Tasks and Specialists are pretty intuitive, but to change Assignment you must:
1. Populate the Specialists column with an existing specialist (labeler)
2. Populate the Tasks column with a created task
3. Make changes by checking or unchecking specialists
4. Commit changes using the button on the top right

![image.png](attachment:image.png)


# 5. Actual labeling
Members of the Street2sat labelers group should receive an email like this upon assignment:
![image.png](attachment:image.png)

However these emails have not been consistent so a direct link from Step 3f email may need to be manually sent.

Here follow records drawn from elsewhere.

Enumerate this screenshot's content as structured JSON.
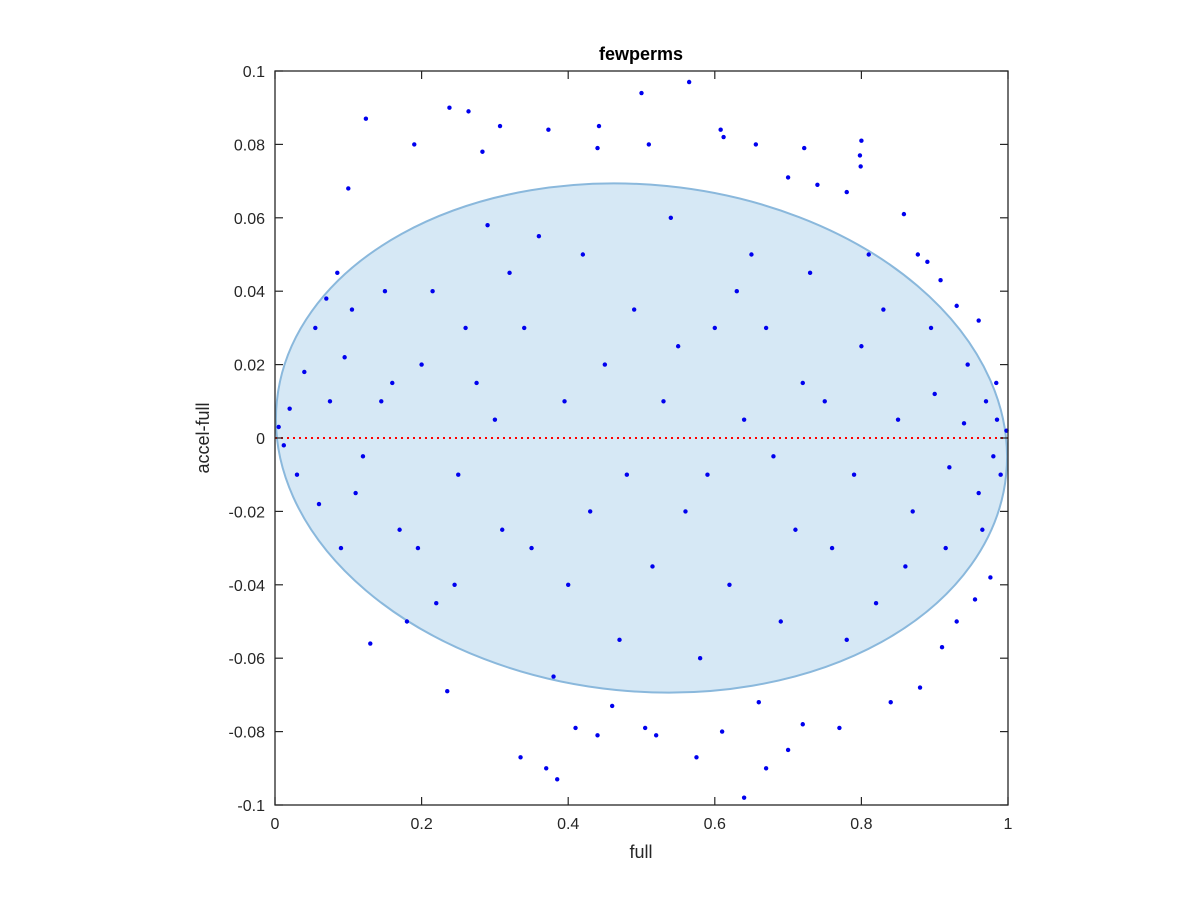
{
  "chart_data": {
    "type": "scatter",
    "title": "fewperms",
    "xlabel": "full",
    "ylabel": "accel-full",
    "xlim": [
      0,
      1
    ],
    "ylim": [
      -0.1,
      0.1
    ],
    "xticks": [
      0,
      0.2,
      0.4,
      0.6,
      0.8,
      1
    ],
    "xtick_labels": [
      "0",
      "0.2",
      "0.4",
      "0.6",
      "0.8",
      "1"
    ],
    "yticks": [
      -0.1,
      -0.08,
      -0.06,
      -0.04,
      -0.02,
      0,
      0.02,
      0.04,
      0.06,
      0.08,
      0.1
    ],
    "ytick_labels": [
      "-0.1",
      "-0.08",
      "-0.06",
      "-0.04",
      "-0.02",
      "0",
      "0.02",
      "0.04",
      "0.06",
      "0.08",
      "0.1"
    ],
    "grid": false,
    "point_color": "#0000ee",
    "reference_line": {
      "y": 0,
      "style": "dotted",
      "color": "#ff0000"
    },
    "ellipse": {
      "center": [
        0.5,
        0
      ],
      "semi_axis_x": 0.5,
      "semi_axis_y": 0.069,
      "rotation_tilt": -0.02,
      "fill": "#d6e8f5",
      "stroke": "#8ab8dc"
    },
    "points": [
      [
        0.124,
        0.087
      ],
      [
        0.238,
        0.09
      ],
      [
        0.264,
        0.089
      ],
      [
        0.307,
        0.085
      ],
      [
        0.373,
        0.084
      ],
      [
        0.442,
        0.085
      ],
      [
        0.5,
        0.094
      ],
      [
        0.565,
        0.097
      ],
      [
        0.608,
        0.084
      ],
      [
        0.8,
        0.081
      ],
      [
        0.19,
        0.08
      ],
      [
        0.51,
        0.08
      ],
      [
        0.44,
        0.079
      ],
      [
        0.283,
        0.078
      ],
      [
        0.656,
        0.08
      ],
      [
        0.612,
        0.082
      ],
      [
        0.799,
        0.074
      ],
      [
        0.722,
        0.079
      ],
      [
        0.798,
        0.077
      ],
      [
        0.1,
        0.068
      ],
      [
        0.7,
        0.071
      ],
      [
        0.74,
        0.069
      ],
      [
        0.78,
        0.067
      ],
      [
        0.858,
        0.061
      ],
      [
        0.877,
        0.05
      ],
      [
        0.89,
        0.048
      ],
      [
        0.908,
        0.043
      ],
      [
        0.93,
        0.036
      ],
      [
        0.96,
        0.032
      ],
      [
        0.984,
        0.015
      ],
      [
        0.005,
        0.003
      ],
      [
        0.012,
        -0.002
      ],
      [
        0.02,
        0.008
      ],
      [
        0.03,
        -0.01
      ],
      [
        0.04,
        0.018
      ],
      [
        0.055,
        0.03
      ],
      [
        0.07,
        0.038
      ],
      [
        0.085,
        0.045
      ],
      [
        0.095,
        0.022
      ],
      [
        0.11,
        -0.015
      ],
      [
        0.13,
        -0.056
      ],
      [
        0.145,
        0.01
      ],
      [
        0.17,
        -0.025
      ],
      [
        0.18,
        -0.05
      ],
      [
        0.22,
        -0.045
      ],
      [
        0.235,
        -0.069
      ],
      [
        0.26,
        0.03
      ],
      [
        0.29,
        0.058
      ],
      [
        0.32,
        0.045
      ],
      [
        0.335,
        -0.087
      ],
      [
        0.35,
        -0.03
      ],
      [
        0.37,
        -0.09
      ],
      [
        0.385,
        -0.093
      ],
      [
        0.38,
        -0.065
      ],
      [
        0.41,
        -0.079
      ],
      [
        0.44,
        -0.081
      ],
      [
        0.46,
        -0.073
      ],
      [
        0.505,
        -0.079
      ],
      [
        0.52,
        -0.081
      ],
      [
        0.575,
        -0.087
      ],
      [
        0.61,
        -0.08
      ],
      [
        0.64,
        -0.098
      ],
      [
        0.66,
        -0.072
      ],
      [
        0.67,
        -0.09
      ],
      [
        0.7,
        -0.085
      ],
      [
        0.72,
        -0.078
      ],
      [
        0.77,
        -0.079
      ],
      [
        0.84,
        -0.072
      ],
      [
        0.88,
        -0.068
      ],
      [
        0.91,
        -0.057
      ],
      [
        0.93,
        -0.05
      ],
      [
        0.955,
        -0.044
      ],
      [
        0.976,
        -0.038
      ],
      [
        0.99,
        -0.01
      ],
      [
        0.998,
        0.002
      ],
      [
        0.45,
        0.02
      ],
      [
        0.48,
        -0.01
      ],
      [
        0.53,
        0.01
      ],
      [
        0.56,
        -0.02
      ],
      [
        0.6,
        0.03
      ],
      [
        0.62,
        -0.04
      ],
      [
        0.65,
        0.05
      ],
      [
        0.68,
        -0.005
      ],
      [
        0.72,
        0.015
      ],
      [
        0.76,
        -0.03
      ],
      [
        0.8,
        0.025
      ],
      [
        0.82,
        -0.045
      ],
      [
        0.85,
        0.005
      ],
      [
        0.87,
        -0.02
      ],
      [
        0.9,
        0.012
      ],
      [
        0.92,
        -0.008
      ],
      [
        0.94,
        0.004
      ],
      [
        0.96,
        -0.015
      ],
      [
        0.97,
        0.01
      ],
      [
        0.98,
        -0.005
      ],
      [
        0.15,
        0.04
      ],
      [
        0.2,
        0.02
      ],
      [
        0.25,
        -0.01
      ],
      [
        0.3,
        0.005
      ],
      [
        0.34,
        0.03
      ],
      [
        0.4,
        -0.04
      ],
      [
        0.42,
        0.05
      ],
      [
        0.47,
        -0.055
      ],
      [
        0.54,
        0.06
      ],
      [
        0.58,
        -0.06
      ],
      [
        0.63,
        0.04
      ],
      [
        0.69,
        -0.05
      ],
      [
        0.73,
        0.045
      ],
      [
        0.78,
        -0.055
      ],
      [
        0.83,
        0.035
      ],
      [
        0.06,
        -0.018
      ],
      [
        0.075,
        0.01
      ],
      [
        0.09,
        -0.03
      ],
      [
        0.105,
        0.035
      ],
      [
        0.12,
        -0.005
      ],
      [
        0.16,
        0.015
      ],
      [
        0.195,
        -0.03
      ],
      [
        0.215,
        0.04
      ],
      [
        0.245,
        -0.04
      ],
      [
        0.275,
        0.015
      ],
      [
        0.31,
        -0.025
      ],
      [
        0.36,
        0.055
      ],
      [
        0.395,
        0.01
      ],
      [
        0.43,
        -0.02
      ],
      [
        0.49,
        0.035
      ],
      [
        0.515,
        -0.035
      ],
      [
        0.55,
        0.025
      ],
      [
        0.59,
        -0.01
      ],
      [
        0.64,
        0.005
      ],
      [
        0.67,
        0.03
      ],
      [
        0.71,
        -0.025
      ],
      [
        0.75,
        0.01
      ],
      [
        0.79,
        -0.01
      ],
      [
        0.81,
        0.05
      ],
      [
        0.86,
        -0.035
      ],
      [
        0.895,
        0.03
      ],
      [
        0.915,
        -0.03
      ],
      [
        0.945,
        0.02
      ],
      [
        0.965,
        -0.025
      ],
      [
        0.985,
        0.005
      ]
    ]
  }
}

Once the specialist clicks the link, they'll see the following page and will be ready to go:
![image-2.png](attachment:image-2.png)

- Since this guide is for individuals creating labeling tasks, I'll leave details about actual labeling on Google Cloud to another slide/document.

## 6. Exporting the labels
To export labels navigate to Vertex AI datasets, click the 3 dots on the desirable dataset and select Export dataset
![image.png](attachment:image.png)

Save the output file directly to the `street2sat-gcloud-labeling` bucket.